Now that we are here, I can say many things have changed and many have not. Some of the potholes seem to be in the same place they were 10 years ago. There are a lot more hispanic people and taqueria trucks (yum). The place is an absolute wreck in many parts, but others are as pristine as they were 10 or more years ago. Racial disparity and difficulties still abound, and people generally segregate themselves. One beacon of light was at the Bayou Boogaloo, held on Bayou St John. Now I had seen a few mixed race couples, like my husband and I, in the French Quarter but usually attributed it to tourists. I have never seen as many mixed couples and children in New Orleans as I did at the Bayou Boogaloo. No one could explain it, was there an invite sent out, that I didn't receive, telling us mixed up families to come out to it?

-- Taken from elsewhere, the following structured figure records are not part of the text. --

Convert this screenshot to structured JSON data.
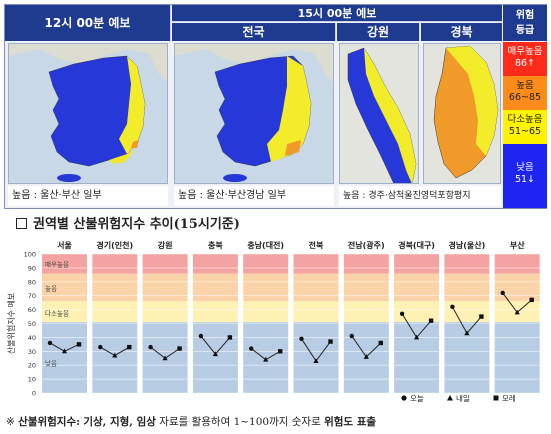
{
  "forecast": {
    "header_12": "12시 00분 예보",
    "header_15": "15시 00분 예보",
    "region_national": "전국",
    "region_gangwon": "강원",
    "region_gyeongbuk": "경북",
    "level_header": "위험\n등급",
    "levels": [
      {
        "label": "매우높음",
        "range": "86↑",
        "color": "#ff2a1a"
      },
      {
        "label": "높음",
        "range": "66~85",
        "color": "#ff8c1a"
      },
      {
        "label": "다소높음",
        "range": "51~65",
        "color": "#fff200"
      },
      {
        "label": "낮음",
        "range": "51↓",
        "color": "#1e24f2"
      }
    ],
    "caption_12": "높음 : 울산·부산 일부",
    "caption_15": "높음 : 울산·부산경남 일부",
    "caption_regional": "높음 : 경주·삼척울진영덕포항평지"
  },
  "section_title": "권역별 산불위험지수 추이(15시기준)",
  "chart_data": {
    "type": "line",
    "ylabel": "산불위험지수 예보",
    "ylim": [
      0,
      100
    ],
    "yticks": [
      0,
      10,
      20,
      30,
      40,
      50,
      60,
      70,
      80,
      90,
      100
    ],
    "bands": [
      {
        "label": "매우높음",
        "from": 86,
        "to": 100,
        "color": "#f4a3a3"
      },
      {
        "label": "높음",
        "from": 66,
        "to": 86,
        "color": "#fbd3a8"
      },
      {
        "label": "다소높음",
        "from": 51,
        "to": 66,
        "color": "#fdf1b4"
      },
      {
        "label": "낮음",
        "from": 0,
        "to": 51,
        "color": "#b8cce4"
      }
    ],
    "categories": [
      "서울",
      "경기(인천)",
      "강원",
      "충북",
      "충남(대전)",
      "전북",
      "전남(광주)",
      "경북(대구)",
      "경남(울산)",
      "부산"
    ],
    "x": [
      "오늘",
      "내일",
      "모레"
    ],
    "series": [
      {
        "region": "서울",
        "values": [
          36,
          30,
          35
        ]
      },
      {
        "region": "경기(인천)",
        "values": [
          33,
          27,
          33
        ]
      },
      {
        "region": "강원",
        "values": [
          33,
          25,
          32
        ]
      },
      {
        "region": "충북",
        "values": [
          41,
          28,
          40
        ]
      },
      {
        "region": "충남(대전)",
        "values": [
          32,
          24,
          30
        ]
      },
      {
        "region": "전북",
        "values": [
          39,
          23,
          37
        ]
      },
      {
        "region": "전남(광주)",
        "values": [
          41,
          26,
          36
        ]
      },
      {
        "region": "경북(대구)",
        "values": [
          57,
          40,
          52
        ]
      },
      {
        "region": "경남(울산)",
        "values": [
          62,
          43,
          55
        ]
      },
      {
        "region": "부산",
        "values": [
          72,
          58,
          67
        ]
      }
    ],
    "legend": [
      {
        "marker": "circle",
        "label": "오늘"
      },
      {
        "marker": "triangle",
        "label": "내일"
      },
      {
        "marker": "square",
        "label": "모레"
      }
    ],
    "band_label_매우높음": "매우높음",
    "band_label_높음": "높음",
    "band_label_다소높음": "다소높음",
    "band_label_낮음": "낮음"
  },
  "footnote": {
    "mark": "※",
    "term": "산불위험지수:",
    "factors": "기상, 지형, 임상",
    "middle": "자료를 활용하여 1~100까지 숫자로",
    "end": "위험도 표출"
  }
}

I felt for once, totally comfortable, not aware of people staring at me and my kids, because there were so many others like us.
When I'm with my 2 fair skinned children what has happened quite often, usually from other African American women is that I'm asked if I am the nanny or babysitter. The first time I didn't get what she said until she'd passed by. When I realized it I turned around to shout 'no, I'm their mom'! Luckily my 4 year old didn't hear as she would be full of difficult to answer questions. Usually it's a more subtle 'are they yours'? One lady said 'well they could definitely PASS, no doubt about that'. That was the strangest comment of all, what century is this?

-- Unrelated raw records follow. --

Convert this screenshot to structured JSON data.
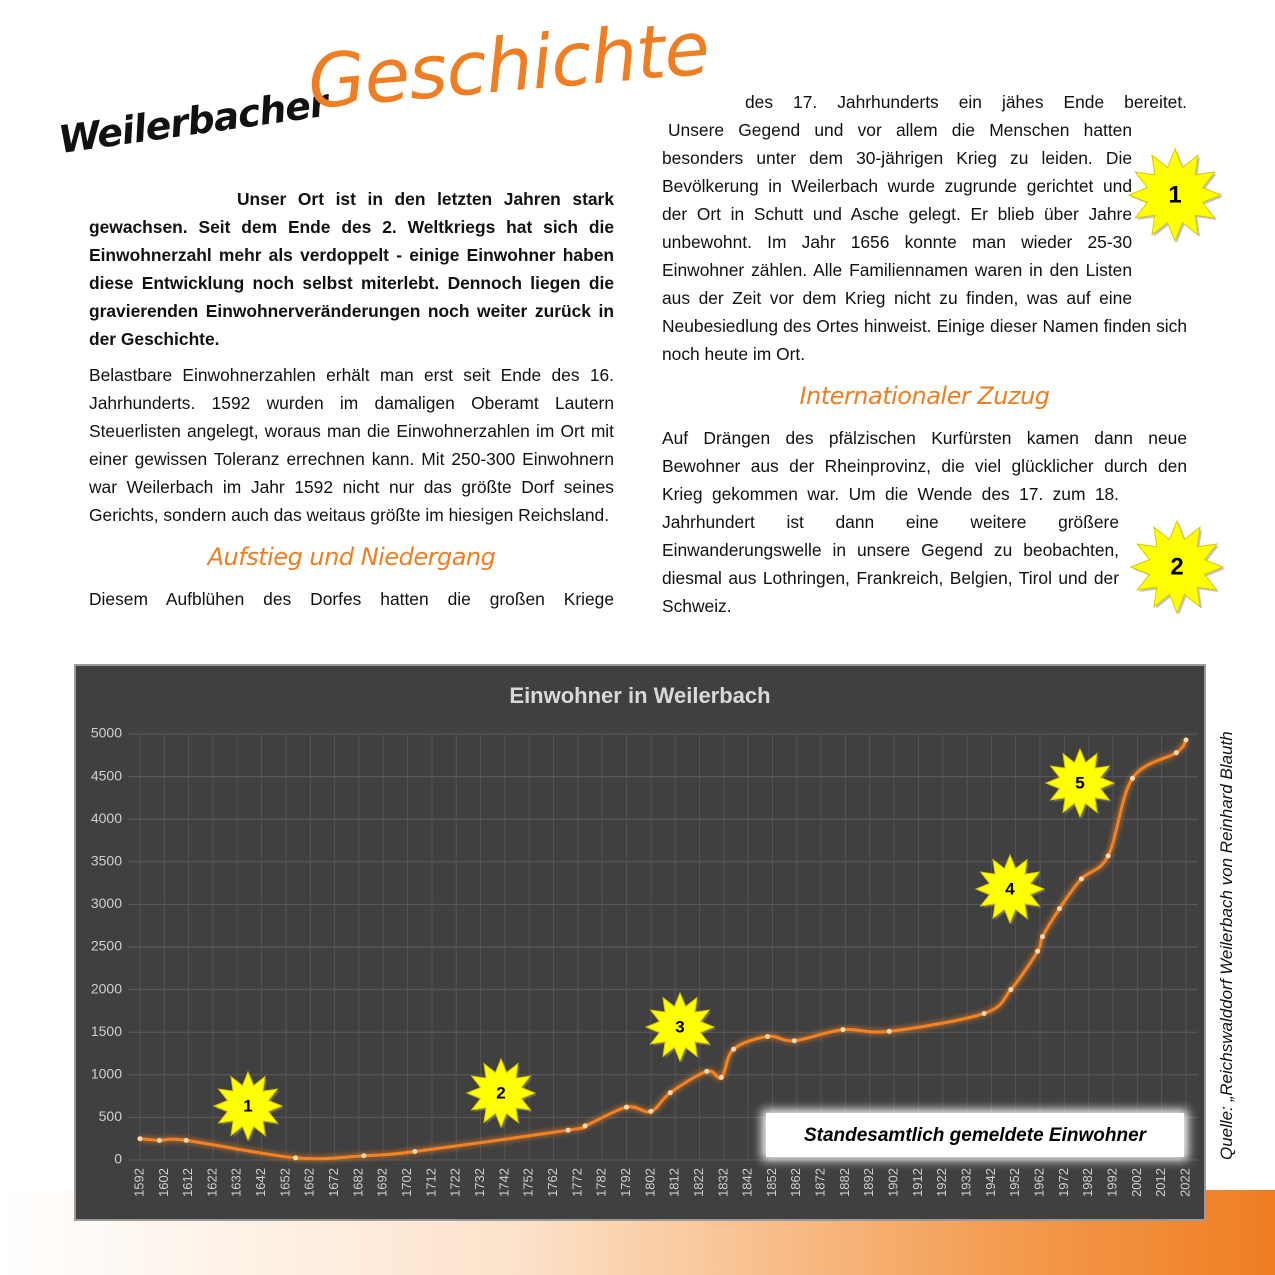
{
  "header": {
    "title_small": "Weilerbacher",
    "title_large": "Geschichte"
  },
  "left": {
    "intro": "Unser Ort ist in den letzten Jahren stark gewachsen. Seit dem Ende des 2. Weltkriegs hat sich die Einwohnerzahl mehr als verdoppelt - einige Einwohner haben diese Entwicklung noch selbst miterlebt. Dennoch liegen die gravierenden Einwohnerveränderungen noch weiter zurück in der Geschichte.",
    "paragraph": "Belastbare Einwohnerzahlen erhält man erst seit Ende des 16. Jahrhunderts. 1592 wurden im damaligen Oberamt Lautern Steuerlisten angelegt, woraus man die Einwohnerzahlen im Ort mit einer gewissen Toleranz errechnen kann. Mit 250-300 Einwohnern war Weilerbach im Jahr 1592 nicht nur das größte Dorf seines Gerichts, sondern auch das weitaus größte im hiesigen Reichsland.",
    "heading": "Aufstieg und Niedergang",
    "paragraph_end": "Diesem Aufblühen des Dorfes hatten die großen Kriege"
  },
  "right": {
    "continuation": "des 17. Jahrhunderts ein jähes Ende bereitet.",
    "paragraph": "Unsere Gegend und vor allem die Menschen hatten besonders unter dem 30-jährigen Krieg zu leiden. Die Bevölkerung in Weilerbach wurde zugrunde gerichtet und der Ort in Schutt und Asche gelegt. Er blieb über Jahre unbewohnt. Im Jahr 1656 konnte man wieder 25-30 Einwohner zählen. Alle Familiennamen waren in den Listen aus der Zeit vor dem Krieg nicht zu finden, was auf eine Neubesiedlung des Ortes hinweist. Einige dieser Namen finden sich noch heute im Ort.",
    "heading": "Internationaler Zuzug",
    "paragraph2": "Auf Drängen des pfälzischen Kurfürsten kamen dann neue Bewohner aus der Rheinprovinz, die viel glücklicher durch den Krieg gekommen war. Um die Wende des 17. zum 18. Jahrhundert ist dann eine weitere größere Einwanderungswelle in unsere Gegend zu beobachten, diesmal aus Lothringen, Frankreich, Belgien, Tirol und der Schweiz.",
    "stars": [
      "1",
      "2"
    ]
  },
  "source": "Quelle: „Reichswalddorf Weilerbach von Reinhard Blauth",
  "chart_data": {
    "type": "line",
    "title": "Einwohner in Weilerbach",
    "x": [
      1592,
      1600,
      1611,
      1656,
      1684,
      1705,
      1768,
      1775,
      1792,
      1802,
      1810,
      1825,
      1831,
      1836,
      1850,
      1861,
      1881,
      1900,
      1939,
      1950,
      1961,
      1963,
      1970,
      1979,
      1990,
      2000,
      2018,
      2022
    ],
    "series": [
      {
        "name": "Standesamtlich gemeldete Einwohner",
        "color": "#f58220",
        "values": [
          250,
          230,
          230,
          25,
          50,
          100,
          350,
          400,
          620,
          570,
          790,
          1040,
          970,
          1300,
          1450,
          1400,
          1530,
          1510,
          1720,
          2000,
          2450,
          2620,
          2950,
          3300,
          3570,
          4480,
          4780,
          4930
        ]
      }
    ],
    "xlim": [
      1592,
      2022
    ],
    "xticks": [
      1592,
      1602,
      1612,
      1622,
      1632,
      1642,
      1652,
      1662,
      1672,
      1682,
      1692,
      1702,
      1712,
      1722,
      1732,
      1742,
      1752,
      1762,
      1772,
      1782,
      1792,
      1802,
      1812,
      1822,
      1832,
      1842,
      1852,
      1862,
      1872,
      1882,
      1892,
      1902,
      1912,
      1922,
      1932,
      1942,
      1952,
      1962,
      1972,
      1982,
      1992,
      2002,
      2012,
      2022
    ],
    "ylim": [
      0,
      5000
    ],
    "yticks": [
      0,
      500,
      1000,
      1500,
      2000,
      2500,
      3000,
      3500,
      4000,
      4500,
      5000
    ],
    "grid": true,
    "annotations": [
      "1",
      "2",
      "3",
      "4",
      "5"
    ]
  }
}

Around the time that we moved down, and I'm sure Louisiana had something to do with it, my daughter started noticing that we are different colors. She describes people as 'my color' or 'your color mommy'. She said 'that lady is brown like you'. This was a little sad for me because I hoped the innocence of not noticing skin color would last, but this is reality and I was ready for it. I've got the books; That's My Mom, Black White Just Right, ABCs of Black History, The Story of Ruby Bridges (for later). When she said she wanted to be brown like me I hugged her and told her what beautiful light brown skin she has, along with her little brother. To say her skin is light brown is stretching it a bit, she is very fair, but is getting some sun here in Louisiana.

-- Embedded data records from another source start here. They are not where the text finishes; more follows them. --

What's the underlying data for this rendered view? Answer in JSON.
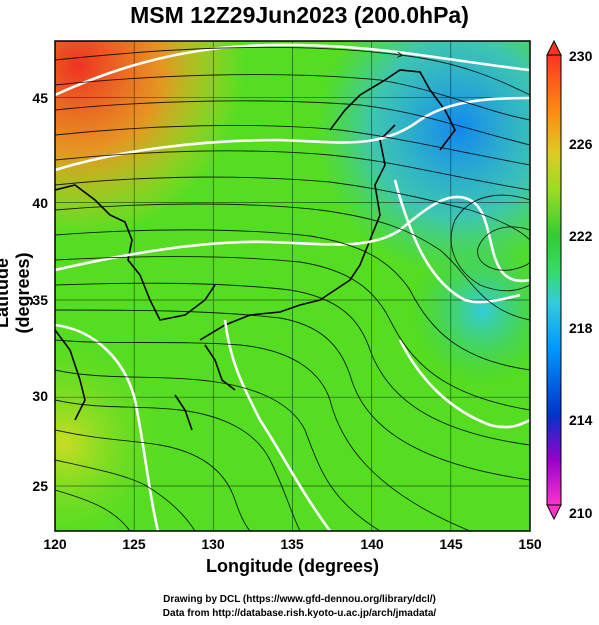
{
  "title": "MSM 12Z29Jun2023 (200.0hPa)",
  "x_axis": {
    "label": "Longitude (degrees)",
    "range": [
      120,
      150
    ],
    "ticks": [
      "120",
      "125",
      "130",
      "135",
      "140",
      "145",
      "150"
    ]
  },
  "y_axis": {
    "label": "Latitude  (degrees)",
    "range": [
      22.4,
      47.6
    ],
    "ticks": [
      "25",
      "30",
      "35",
      "40",
      "45"
    ]
  },
  "colorbar": {
    "ticks": [
      "230",
      "226",
      "222",
      "218",
      "214",
      "210"
    ],
    "range": [
      210,
      230
    ],
    "colors": [
      "#ff33cc",
      "#9900cc",
      "#0033cc",
      "#0099ff",
      "#33ccdd",
      "#33dd66",
      "#33cc33",
      "#99dd22",
      "#ddcc22",
      "#ff8811",
      "#ff3322"
    ]
  },
  "map": {
    "field": "temperature shading with wind streamlines",
    "contour_color": "#ffffff",
    "grid": true
  },
  "credit": {
    "line1": "Drawing by DCL (https://www.gfd-dennou.org/library/dcl/)",
    "line2": "Data from http://database.rish.kyoto-u.ac.jp/arch/jmadata/"
  }
}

I don't know if we will settle here permanently, the school situation is awful - again, most schools are segregated by race, which race do you think have the better schools? It's such a long, long history of segregation and repression, I just don't see it changing in my lifetime. There are beacons of hope here and there but maybe I'm not looking in the right spots. I'm still pretty new and it's important to find a mix of friends for myself and my children, but it's hard meeting other African American women similar to me (I don't mean with mixed race kids) I just don't meet many in the playgroups, bouncy houses, zoos etc that I attend. Maybe I should start a meetup group for African American stay at home moms, or that might be too specific.